De fato, porém, o povo os esquece muito depressa. Eu acho que a educação deve começar desde pequeno. Jamais a mãe deve bater no filho. Jamais o pai deve externar o seu nervosismo em cima do filho, ou gritando com a esposa. Essas coisas não parecem nada, desde pequenos, porque são feitos por pessoas grandes. Elas entram no coração da pessoa e um dia ela se vinga. Dizem que, por exemplo, um pastor alemão, você não pode bater nele porque um dia ele vai avançar em cima de você e vai se vingar. Portanto, nunca faça isso. Muito mais se deve evitar no caso da pessoa humana. Jamais se deve levar uma crueldade para dentro do lar, da escola, da sociedade, em qualquer lugar.

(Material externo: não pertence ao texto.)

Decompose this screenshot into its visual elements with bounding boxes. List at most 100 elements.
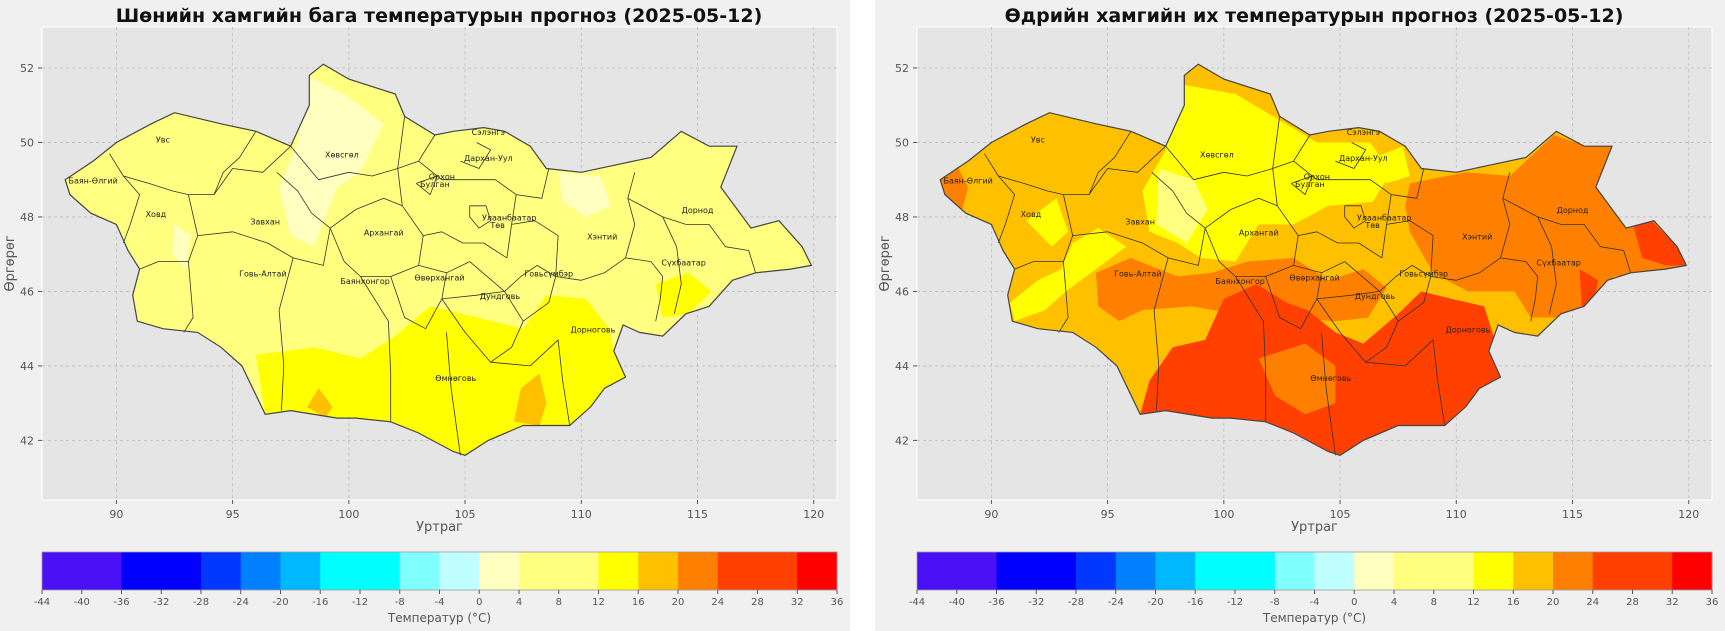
aimag-border bbox=[984, 153, 1015, 244]
colorbar-tick-label: -40 bbox=[949, 597, 965, 608]
aimag-border bbox=[998, 131, 1132, 196]
colorbar-swatch bbox=[996, 552, 1077, 590]
colorbar-swatch bbox=[1473, 552, 1514, 590]
colorbar-swatch bbox=[1672, 552, 1713, 590]
x-tick-label: 110 bbox=[571, 508, 592, 521]
aimag-label: Сэлэнгэ bbox=[1347, 128, 1380, 137]
aimag-label: Дархан-Уул bbox=[464, 154, 513, 163]
aimag-border bbox=[1291, 175, 1313, 196]
aimag-border bbox=[278, 257, 294, 411]
aimag-border bbox=[469, 205, 492, 229]
aimag-label: Дорноговь bbox=[570, 325, 615, 334]
colorbar-tick-label: -20 bbox=[1147, 597, 1163, 608]
aimag-border bbox=[625, 257, 664, 322]
y-tick-label: 46 bbox=[20, 285, 34, 298]
aimag-label: Дорнод bbox=[1557, 206, 1589, 215]
colorbar-swatch bbox=[638, 552, 679, 590]
aimag-border bbox=[446, 332, 461, 456]
aimag-label: Говь-Алтай bbox=[239, 270, 286, 279]
x-tick-label: 105 bbox=[455, 508, 476, 521]
colorbar-swatch bbox=[1155, 552, 1196, 590]
colorbar-tick-label: 16 bbox=[632, 597, 645, 608]
colorbar-tick-label: 28 bbox=[751, 597, 764, 608]
aimag-border bbox=[446, 261, 505, 292]
aimag-border bbox=[1153, 257, 1169, 411]
aimag-border bbox=[662, 216, 682, 314]
x-tick-label: 115 bbox=[1562, 508, 1583, 521]
aimag-label: Завхан bbox=[1125, 217, 1155, 226]
aimag-border bbox=[1235, 276, 1267, 422]
temperature-zone bbox=[1374, 146, 1410, 184]
aimag-border bbox=[1344, 205, 1366, 229]
temperature-zone bbox=[1026, 198, 1069, 247]
colorbar: -44 -40 -36 -32 -28 -24 -20 -16 -12 -8 -4 0 4 8 12 16 20… bbox=[909, 551, 1718, 625]
aimag-border bbox=[1379, 264, 1432, 322]
colorbar-tick-label: -40 bbox=[74, 597, 90, 608]
colorbar-tick-label: -32 bbox=[1028, 597, 1044, 608]
colorbar-tick-label: -32 bbox=[153, 597, 169, 608]
colorbar-swatch bbox=[1115, 552, 1156, 590]
y-axis-label: Өргөрөг bbox=[878, 235, 893, 291]
colorbar-tick-label: 0 bbox=[476, 597, 482, 608]
colorbar-swatch bbox=[42, 552, 122, 590]
temperature-zone bbox=[307, 388, 333, 419]
temperature-zone bbox=[1633, 220, 1687, 266]
aimag-border bbox=[416, 175, 438, 196]
colorbar-tick-label: -8 bbox=[1270, 597, 1280, 608]
colorbar-label: Температур (°C) bbox=[1262, 611, 1366, 625]
aimag-border bbox=[1151, 172, 1206, 266]
colorbar-tick-label: -16 bbox=[312, 597, 328, 608]
aimag-label: Говьсүмбэр bbox=[524, 270, 573, 279]
aimag-labels: Увс Баян-Өлгий Ховд Завхан Хөвсгөл Сэлэнгэ Дар… bbox=[943, 128, 1588, 383]
aimag-border bbox=[1316, 290, 1399, 363]
x-tick-label: 115 bbox=[687, 508, 708, 521]
temperature-zones bbox=[65, 64, 812, 456]
aimag-border bbox=[1335, 142, 1366, 169]
aimag-label: Төв bbox=[489, 221, 505, 230]
y-tick-label: 52 bbox=[20, 62, 34, 75]
colorbar-swatch bbox=[320, 552, 401, 590]
colorbar-tick-label: 4 bbox=[1391, 597, 1397, 608]
colorbar-swatch bbox=[1076, 552, 1117, 590]
aimag-label: Говь-Алтай bbox=[1114, 270, 1161, 279]
aimag-border bbox=[390, 265, 447, 330]
temperature-zones bbox=[940, 64, 1687, 456]
colorbar-swatch bbox=[1592, 552, 1673, 590]
colorbar-tick-label: -16 bbox=[1187, 597, 1203, 608]
colorbar-swatch bbox=[797, 552, 838, 590]
aimag-border bbox=[1088, 145, 1166, 195]
axis-ticks: 90 95 100 105 110 115 120 42 44 46 48 50 52 bbox=[895, 62, 1699, 521]
aimag-border bbox=[109, 153, 141, 244]
colorbar-tick-label: -4 bbox=[435, 597, 445, 608]
colorbar-swatch bbox=[678, 552, 719, 590]
colorbar-swatch bbox=[917, 552, 997, 590]
temperature-zone bbox=[1405, 135, 1687, 318]
x-tick-label: 100 bbox=[338, 508, 359, 521]
aimag-border bbox=[1204, 168, 1278, 229]
colorbar-tick-label: 20 bbox=[672, 597, 685, 608]
y-tick-label: 50 bbox=[895, 136, 909, 149]
y-tick-label: 44 bbox=[895, 360, 909, 373]
aimag-border bbox=[1391, 168, 1425, 199]
aimag-label: Булган bbox=[420, 180, 450, 189]
temperature-zone bbox=[1010, 228, 1127, 322]
aimag-border bbox=[276, 172, 331, 266]
aimag-label: Завхан bbox=[250, 217, 280, 226]
map-panel-max: Өдрийн хамгийн их температурын прогноз (… bbox=[878, 5, 1718, 625]
temperature-zone bbox=[940, 164, 969, 214]
colorbar-swatch bbox=[1553, 552, 1594, 590]
colorbar-swatch bbox=[519, 552, 599, 590]
colorbar-swatch bbox=[1274, 552, 1315, 590]
colorbar-tick-label: -24 bbox=[1108, 597, 1124, 608]
y-tick-label: 44 bbox=[20, 360, 34, 373]
colorbar-tick-label: -20 bbox=[272, 597, 288, 608]
map-panel-min: Шөнийн хамгийн бага температурын прогноз… bbox=[3, 5, 843, 625]
aimag-border bbox=[1537, 216, 1557, 314]
colorbar: -44 -40 -36 -32 -28 -24 -20 -16 -12 -8 -4 0 4 8 12 16 20… bbox=[34, 551, 843, 625]
aimag-label: Төв bbox=[1364, 221, 1380, 230]
aimag-label: Увс bbox=[156, 135, 170, 144]
aimag-border bbox=[197, 231, 294, 259]
temperature-zone bbox=[1096, 257, 1387, 322]
aimag-label: Баянхонгор bbox=[1215, 277, 1264, 286]
temperature-zone bbox=[1258, 343, 1336, 415]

Um segundo ponto que me parece importante é formar sempre grupos de defesa contra a tortura. Por exemplo, nesse momento, em São Paulo, estão sendo torturadas pessoas. Na hora em que lhe dou a entrevista (dia 29 de julho de 87, cerca de 17 horas), em algum ambiente policial, alguém está sendo batido, torturado para poder fazer alguma coisa. Eu estou recebendo, nesse momento, um bilhetinho dizendo que há uma rebelião na Casa de Detenção, com 40 reféns. Você vai ver: depois que isso passar, vão colocar sob tortura algumas pessoas para saber quem é que fez, o que fez, como fez. Nós sempre devíamos protestar. Cada vez que isso acontece nós devíamos estar ao lado das pessoas torturadas e fazer o que nós pudermos fazer. Vamos, então, ver a nossa obrigação, levar a nossa mensagem aos outros e procurar criar um clima de compreensão e de aceitação dos outros como eles são.